The formation of anti-corruption watchdog lokpal moved closer to reality after Lok Sabha passed the Lokpal and Lokayuktas Bill while rejecting a constitutional amendment seeking to give it constitutional status. Lok Sabha also passed a bill that seeks to protect whistleblowers, also part of the
anti-corruption framework that the UPA government has been trying to put in place.
An acrimonious debate that went into late, foggy hours of the capital's winter night ended with the government and opposition finding common ground on conflicting positions on several key provisions and the government moving 10 amendments to the original lokpal bill, addressing concerns of several leaders.
According to the amended version, lokayuktas will not be notified until states concur.
The opposition and UPA allies such as the Trinamool Congress had warned the government against "imposing" lokayuktas on states.
The selection panel for the lokpal would now include leader of the opposition in Rajya Sabha in place of an eminent jurist - a proposal by leader of the opposition in Lok Sabha Sushma Swaraj.
The armed forces would be specifically excluded from the purview of the lokpal - a lacuna pointed out by RJD chief Lalu Prasad. The legislation has already been rejected by anti-corruption campaigners led by Anna Hazare as "weak".
Hazare has sought at least four key changes before his agitation could be withdrawn.
The bill will also have to sail through choppy seas in Rajya Sabha where the ruling alliance does not have a majority, before it becomes a law.

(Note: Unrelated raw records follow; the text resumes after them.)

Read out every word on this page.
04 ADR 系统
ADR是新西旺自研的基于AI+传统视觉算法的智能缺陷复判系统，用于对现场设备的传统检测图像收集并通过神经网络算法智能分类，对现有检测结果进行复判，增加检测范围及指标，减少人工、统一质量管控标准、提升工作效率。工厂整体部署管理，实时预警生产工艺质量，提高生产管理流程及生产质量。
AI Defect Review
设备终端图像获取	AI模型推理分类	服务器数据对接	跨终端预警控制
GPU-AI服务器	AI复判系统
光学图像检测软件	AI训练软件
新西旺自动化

However, if the SP and BSP members walk out of the House during voting as they did in Lok Sabha on Tuesday, the bill will be passed.
In a spirited defence of the lokpal bill that came under attack not only from the opposition but also from allies Trinamool Congress and DMK, finance minister Pranab Mukherjee said this might not be the perfect version, but was a good one.
"We have waited for 40 years and cannot wait any longer. The pursuit for the best cannot be an excuse for delaying a good one," he said, tearing into the opposition's arguments.
The minister said the BJP has been inconsistent in its approach, having attacked the government for engaging the activists led by Hazare at one time and endorsing the street protests at another.
Lok Sabha began voting on the bills around 10pm after a 10-hour debate that had 38 speakers and saw heated exchanges, but Prime Minister Manmohan Singh's intervention at 4.40pm indicated the government's resolve to press ahead despite stiff opposition, primarily on the question of constitution of lokayuktas in the states.
"Legal sophistry cannot be used to argue that state legislatures must not adopt the model law proposed, or delay its enforcement. Let us endorse the bill as proposed," the PM said.
The opposition proposed nearly 90 amendments in all and the voting process for the three bills went on for nearly two hours, ending close to midnight.
Alleging that the bill "attacks the federal structure of the state", Sushma Swaraj demanded that the bill be referred back to the parliamentary standing committee for re-consideration.
"The BJP is not interested in having effective lokayuktas in the states," union minister Kapil Sibal charged. UPA allies, including the Trinamool and DMK made common cause with the opposition parties on the issue.
Most opposition members wanted the CBI to be freed of government control, but opinion was divided on whether the agency should be brought under the lokpal.
Members wanted deletion of Section 24, which requires the lokpal to send reports on charge-sheeted MPs to the presiding officers of the two houses of Parliament, asking them to take action against the member.